Gillian Cross’s lively, simple but sophisticated version of The Odyssey fits well with Neil Packer’s colorful illustrations. The drawings have a Greek aura but a modern sensibility and appealing overall design, whether as full-page illustrations or page-corner eye-catchers.

Ms. Cross portrays monsters such as the Cyclops as natural beings with human traits rather than just as scary ogres. The result is a human tale of sailors forced to fight their way back home in the ancient epic that has spoken to people across the centuries. This version will appeal to readers young and old who can relate to a classic story retold in a human and modern way.

A Wrinkle in Time
By Madeleine L’Engle, adapted by Hope Larson
(Farrar Straus Giroux, $19.98, ages 10 and up)
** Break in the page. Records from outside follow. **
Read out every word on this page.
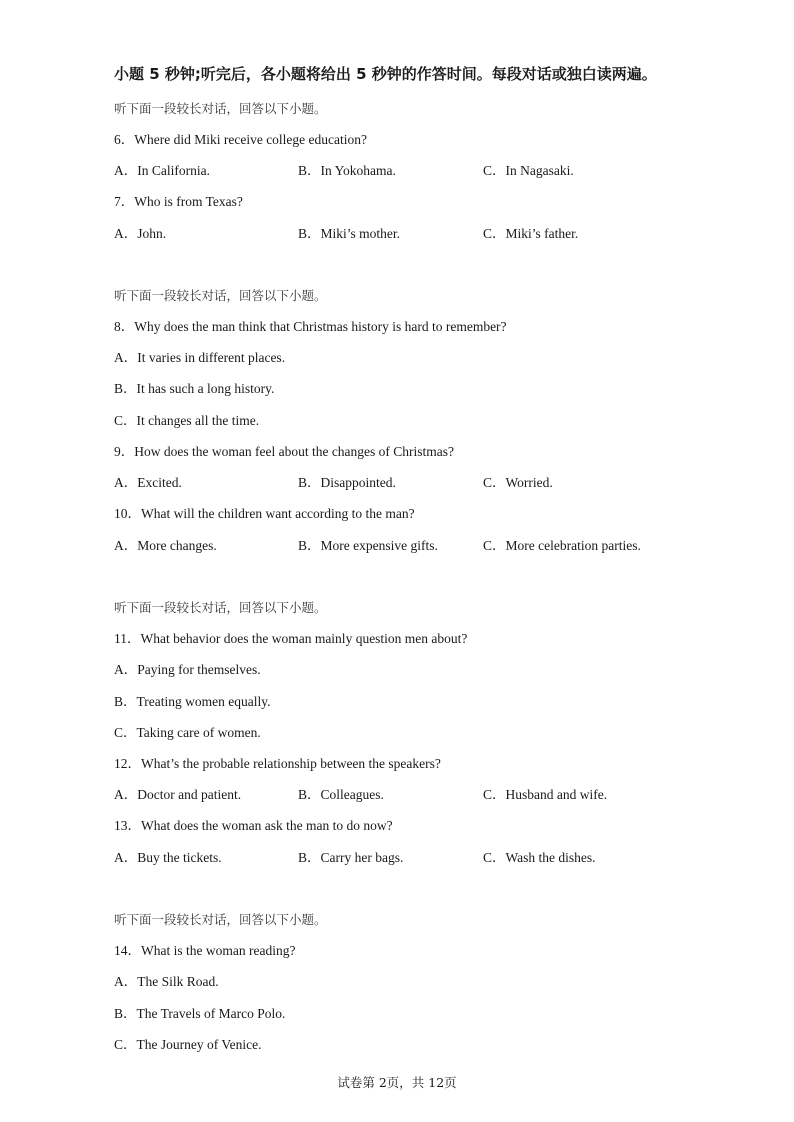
小题 5 秒钟;听完后，各小题将给出 5 秒钟的作答时间。每段对话或独白读两遍。
听下面一段较长对话，回答以下小题。
6．Where did Miki receive college education?
A．In California.	B．In Yokohama.	C．In Nagasaki.
7．Who is from Texas?
A．John.	B．Miki’s mother.	C．Miki’s father.
听下面一段较长对话，回答以下小题。
8．Why does the man think that Christmas history is hard to remember?
A．It varies in different places.
B．It has such a long history.
C．It changes all the time.
9．How does the woman feel about the changes of Christmas?
A．Excited.	B．Disappointed.	C．Worried.
10．What will the children want according to the man?
A．More changes.	B．More expensive gifts.	C．More celebration parties.
听下面一段较长对话，回答以下小题。
11．What behavior does the woman mainly question men about?
A．Paying for themselves.
B．Treating women equally.
C．Taking care of women.
12．What’s the probable relationship between the speakers?
A．Doctor and patient.	B．Colleagues.	C．Husband and wife.
13．What does the woman ask the man to do now?
A．Buy the tickets.	B．Carry her bags.	C．Wash the dishes.
听下面一段较长对话，回答以下小题。
14．What is the woman reading?
A．The Silk Road.
B．The Travels of Marco Polo.
C．The Journey of Venice.
试卷第 2页，共 12页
The appearance of a graphic-novel version of Madeleine L’Engle’s A Wrinkle in Time in no way detracts from the book’s status as a classic, as it has been since it was published 50 years ago, when it won the Newbery Medal.

The time travel of Meg, her young brother Charles Wallace, and the high-school junior she has a crush on, Calvin, to rescue Meg and Charles Wallace’s father was always easy to imagine. Madeleine L’Engle had quite a way with letting the universe and its creatures morph into a phantasmagoria that stretched over a quintet of books, of which A Wrinkle in Time was the first. 

Now Hope Larson, an award-winning graphic novelist, has adapted the book as a graphic-novel in a hardback comic format. As with the era when television replaced radio and visuals replaced the imagination that only radio could convey, the graphic novel puts a face to names and a setting to locations that at one time had to be imagined.

Ms. Larson’s adaption makes the characters highly differentiated and appealing, translating to pictures the people and time travel of the novel. It reaches a new generation that might not pick up pure prose but will be drawn into the story, which should not discourage reading the original for a more nuanced and complete view of the characters.

Frank Lipsius is a contributing writer to MetroKids.